President Obama’s Supreme Court nominee Sonia Sotomayor hasn’t issued many rulings on church/state separation cases. Not major ones, anyway. Howard Friedman has a roundup of her opinions on religion-related cases at Religion Clause.
This puts atheist and secular church/state watchdog groups in a tough position: Should they support her or issue no statement at all?
Various groups have been dealing with this in different ways.
Americans United for Separation of Church and State says we need to examine her closely:
Research by Americans United has turned up only a few cases by Sotomayor that touch on the separation of church and state. [Executive Director Barry] Lynn said AU’s research on the nominee is ongoing and will include examination of other public statements beyond court rulings.

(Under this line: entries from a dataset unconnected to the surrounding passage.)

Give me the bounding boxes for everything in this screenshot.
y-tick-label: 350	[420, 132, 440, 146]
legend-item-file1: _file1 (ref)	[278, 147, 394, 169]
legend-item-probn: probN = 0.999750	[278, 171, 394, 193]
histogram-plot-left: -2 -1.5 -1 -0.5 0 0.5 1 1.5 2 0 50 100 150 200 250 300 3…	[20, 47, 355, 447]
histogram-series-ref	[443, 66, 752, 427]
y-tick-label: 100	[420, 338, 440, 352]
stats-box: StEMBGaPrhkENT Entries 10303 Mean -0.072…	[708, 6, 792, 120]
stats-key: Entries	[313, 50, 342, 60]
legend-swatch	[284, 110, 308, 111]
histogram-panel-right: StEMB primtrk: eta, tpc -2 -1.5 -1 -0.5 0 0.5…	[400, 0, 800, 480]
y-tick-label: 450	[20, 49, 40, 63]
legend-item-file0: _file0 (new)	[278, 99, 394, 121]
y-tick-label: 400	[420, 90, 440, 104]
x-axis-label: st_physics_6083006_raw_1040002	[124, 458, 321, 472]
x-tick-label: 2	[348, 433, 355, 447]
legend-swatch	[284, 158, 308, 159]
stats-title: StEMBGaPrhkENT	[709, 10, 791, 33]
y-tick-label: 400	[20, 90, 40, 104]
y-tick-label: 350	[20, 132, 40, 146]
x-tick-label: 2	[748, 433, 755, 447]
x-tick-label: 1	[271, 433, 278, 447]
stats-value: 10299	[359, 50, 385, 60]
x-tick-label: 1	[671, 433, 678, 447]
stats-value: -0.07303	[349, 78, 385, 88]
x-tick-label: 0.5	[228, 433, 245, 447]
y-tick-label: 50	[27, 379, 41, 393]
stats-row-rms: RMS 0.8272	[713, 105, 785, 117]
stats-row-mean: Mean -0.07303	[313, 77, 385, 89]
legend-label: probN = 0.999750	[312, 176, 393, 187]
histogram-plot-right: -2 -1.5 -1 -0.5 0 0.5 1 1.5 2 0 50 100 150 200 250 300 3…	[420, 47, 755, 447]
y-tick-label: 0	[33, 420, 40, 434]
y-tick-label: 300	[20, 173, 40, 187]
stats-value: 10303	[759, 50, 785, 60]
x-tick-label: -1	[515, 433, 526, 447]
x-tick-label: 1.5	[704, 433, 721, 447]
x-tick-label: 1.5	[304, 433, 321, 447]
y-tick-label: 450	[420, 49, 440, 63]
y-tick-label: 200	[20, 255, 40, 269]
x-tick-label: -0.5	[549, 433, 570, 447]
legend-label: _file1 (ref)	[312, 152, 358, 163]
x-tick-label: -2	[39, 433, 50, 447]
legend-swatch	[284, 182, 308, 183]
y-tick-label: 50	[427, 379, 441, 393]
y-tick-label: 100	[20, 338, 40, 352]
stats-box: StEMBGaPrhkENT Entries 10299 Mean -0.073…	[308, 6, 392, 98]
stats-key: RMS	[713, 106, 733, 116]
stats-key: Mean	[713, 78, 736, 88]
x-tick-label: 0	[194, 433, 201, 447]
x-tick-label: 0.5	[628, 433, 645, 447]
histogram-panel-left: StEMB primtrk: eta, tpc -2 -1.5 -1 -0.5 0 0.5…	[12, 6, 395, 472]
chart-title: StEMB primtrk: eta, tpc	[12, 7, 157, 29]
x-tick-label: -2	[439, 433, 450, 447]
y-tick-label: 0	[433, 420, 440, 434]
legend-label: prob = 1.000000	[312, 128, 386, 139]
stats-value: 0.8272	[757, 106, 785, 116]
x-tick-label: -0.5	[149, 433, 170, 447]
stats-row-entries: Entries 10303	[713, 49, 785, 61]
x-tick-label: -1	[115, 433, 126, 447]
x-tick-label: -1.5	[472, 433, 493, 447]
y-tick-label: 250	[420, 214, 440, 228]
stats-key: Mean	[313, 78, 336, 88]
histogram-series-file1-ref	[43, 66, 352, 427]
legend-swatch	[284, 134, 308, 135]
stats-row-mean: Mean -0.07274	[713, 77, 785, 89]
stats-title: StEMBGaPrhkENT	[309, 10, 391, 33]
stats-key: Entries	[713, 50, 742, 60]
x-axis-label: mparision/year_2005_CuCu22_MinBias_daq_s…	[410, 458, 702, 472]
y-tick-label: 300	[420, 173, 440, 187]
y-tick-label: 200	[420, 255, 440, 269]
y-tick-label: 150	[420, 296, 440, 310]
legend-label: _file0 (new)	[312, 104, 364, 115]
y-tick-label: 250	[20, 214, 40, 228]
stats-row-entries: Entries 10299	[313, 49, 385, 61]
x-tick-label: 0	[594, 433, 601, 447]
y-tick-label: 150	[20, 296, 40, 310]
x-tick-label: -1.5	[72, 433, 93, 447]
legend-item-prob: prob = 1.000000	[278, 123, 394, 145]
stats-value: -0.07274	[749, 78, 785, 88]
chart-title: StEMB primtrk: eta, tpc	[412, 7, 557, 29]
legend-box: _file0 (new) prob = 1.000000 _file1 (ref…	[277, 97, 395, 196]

“Americans United looks forward to working with the Judiciary Committee to draft a series of questions for Judge Sotomayor,” said Lynn. “We hope the coming weeks shed more light on her views on important religious liberty issues.”
The Center for Inquiry says they offer “Cautious Support” for Sotomayor:
Said [chairman and founder Paul] Kurtz, “While we support her nomination and recognize her distinguished record, we are concerned that her views on the separation of church and state are unclear. We are urging for due diligence.” Kurtz says that it is imperative that the president’s choice to replace Souter be as sympathetic to religious liberty as Souter himself was. “He was a crucial member of the bare five to four majority that, by a thread, has preserved the essence of government neutrality in matters of religion.”
One intriguing note is that, if Sotomayor is confirmed, we will have six Catholics on the Supreme Court. (Justices Breyer and Ginsburg are both Jewish while Justice Stevens is a Protestant.)
Should it matter that there is no non-religious representation on the court? (Hopefully, their decisions will make that distinction irrelevant.)
It may not matter at all since she’s not the Bill-Donohue-crazy sort of Catholic. According to an administration official, “Judge Sotomayor was raised as a Catholic and attends church for family celebrations and other important events.”
Which may be another way of saying she is a cultural Catholic, but not a full blown, Pope-adoring type. She’s also divorced and without child, which doesn’t exactly make her a cookie-cutter-Catholic.
…
When Justice Sam Alito was going through his confirmation process, I met with a staffer for Senator Dick Durbin (D-IL). (This was courtesy of the Secular Coalition for America.)
I asked the staffer if the senator was going to probe into Alito’s views on church/state issues. The staffer didn’t hesitate. He said that Durbin was (not surprisingly) a very strong advocate for church/state separation. He went on to cite questions Durbin had asked of John Roberts during his confirmation hearings that all of us wanted answered.
Durbin went on to vote “No” to Alito.
He is still a member of the Senate Judiciary Committee, so I have high hopes that he will ask similarly tough questions of Sotomayor to ascertain how she may think about the role of religion in the public sphere.